Prior to the Reformation, one central authority, located in Rome, determined and promoted what Christians throughout western Christendom needed to believe. The Reformation had the commendable virtue of encouraging those able to read to study the Bible in their own languages. With this virtue, however, came the disadvantage of many people, either poorly educated or mentally imbalanced, to set themselves up as biblical authorities and spiritual leaders. The long-term results of this are the thousands of Protestant denominations active in the United States. Some are large but many are small comprising few congregations. If you don’t like what’s going on in your church or denomination, you can always launch a new on the opposite corner or in a nearby strip mall.
Splits between church bodies began a long time ago, in fact early in the second century. The mainline church routinely denounced beliefs it regarded as heretical and tended to persecute those who insisted on clinging to such beliefs. A thousand years ago, Eastern Orthodox churches, which for centuries had been growing apart from Latin or Roman Christianity, formally separated itself from the Roman or Latin church almost five hundred years before the Reformation. Religious differences among Christians, therefore, were not new.
What made the Reformation different was that it occurred in regions where local leaders had long been disappointed with the behavior of priests and were tired of financially supporting an ecclesiastical body it which it had lost confidence. There was also the centuries-old, but stunningly corrupted, practice of selling indulgences as a way to offset penalties in the next life for sins committed in this one. The Church had long stood in need of reform, a need Luther vociferously advocated. In response to, and reaction against, the Reformation, the Roman Catholic Church launched the Counter-Reformation.
Many sincere Protestants believe the Reformation was necessary, and many sincere Catholics view it as the most tragically divisive event ever to befall Christendom. During the Middle Ages the Church had occasionally reformed itself, at times successfully and other times less so, but the question remained whether it had gone far enough.
It is probably be clear anyone who has seriously studied church bodies that the idea of the Bible as sole authoritative within Protestantism is superficial if not naive. So, by implication, is the notion that tradition operates authoritatively in the Catholic Church but not in Protestant ones. It is also mistaken that Catholicism ignores, of worse makes light of, biblical scholarship. All Christian traditions appeal to the Bible to justify their interpretations of scripture.

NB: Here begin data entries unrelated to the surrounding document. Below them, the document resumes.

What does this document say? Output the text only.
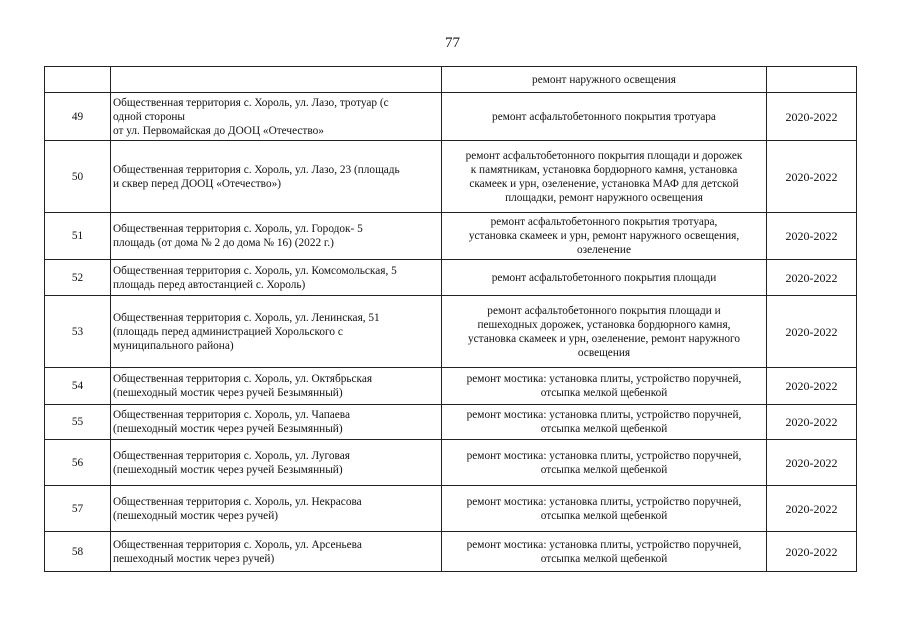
77

		ремонт наружного освещения	

49	Общественная территория с. Хороль, ул. Лазо, тротуар (с
одной стороны
от ул. Первомайская до ДООЦ «Отечество»	ремонт асфальтобетонного покрытия тротуара	2020-2022
50	Общественная территория с. Хороль, ул. Лазо, 23 (площадь
и сквер перед ДООЦ «Отечество»)	ремонт асфальтобетонного покрытия площади и дорожек
к памятникам, установка бордюрного камня, установка
скамеек и урн, озеленение, установка МАФ для детской
площадки, ремонт наружного освещения	2020-2022
51	Общественная территория с. Хороль, ул. Городок- 5
площадь (от дома № 2 до дома № 16) (2022 г.)	ремонт асфальтобетонного покрытия тротуара,
установка скамеек и урн, ремонт наружного освещения,
озеленение	2020-2022
52	Общественная территория с. Хороль, ул. Комсомольская, 5
площадь перед автостанцией с. Хороль)	ремонт асфальтобетонного покрытия площади	2020-2022
53	Общественная территория с. Хороль, ул. Ленинская, 51
(площадь перед администрацией Хорольского с
муниципального района)	ремонт асфальтобетонного покрытия площади и
пешеходных дорожек, установка бордюрного камня,
установка скамеек и урн, озеленение, ремонт наружного
освещения	2020-2022
54	Общественная территория с. Хороль, ул. Октябрьская
(пешеходный мостик через ручей Безымянный)	ремонт мостика: установка плиты, устройство поручней,
отсыпка мелкой щебенкой	2020-2022
55	Общественная территория с. Хороль, ул. Чапаева
(пешеходный мостик через ручей Безымянный)	ремонт мостика: установка плиты, устройство поручней,
отсыпка мелкой щебенкой	2020-2022
56	Общественная территория с. Хороль, ул. Луговая
(пешеходный мостик через ручей Безымянный)	ремонт мостика: установка плиты, устройство поручней,
отсыпка мелкой щебенкой	2020-2022
57	Общественная территория с. Хороль, ул. Некрасова
(пешеходный мостик через ручей)	ремонт мостика: установка плиты, устройство поручней,
отсыпка мелкой щебенкой	2020-2022
58	Общественная территория с. Хороль, ул. Арсеньева
пешеходный мостик через ручей)	ремонт мостика: установка плиты, устройство поручней,
отсыпка мелкой щебенкой	2020-2022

Within every denomination, traditions emerge that embody its distinctive emphases, and these distinctives were in fact what initially impelled it to define itself as a separate body. Differences between and among different branches of Protestantism, Catholicism, and Eastern Orthodoxy, have to do with what distinguishes them from each other.
The central question running through all groups that identify themselves as Christian is the extent to which they define themselves according to those written documents that, through the ages, have summarized core Christian beliefs. These include the Apostles’ and Nicene Creeds, both of which together can be read in less under fifteen minutes.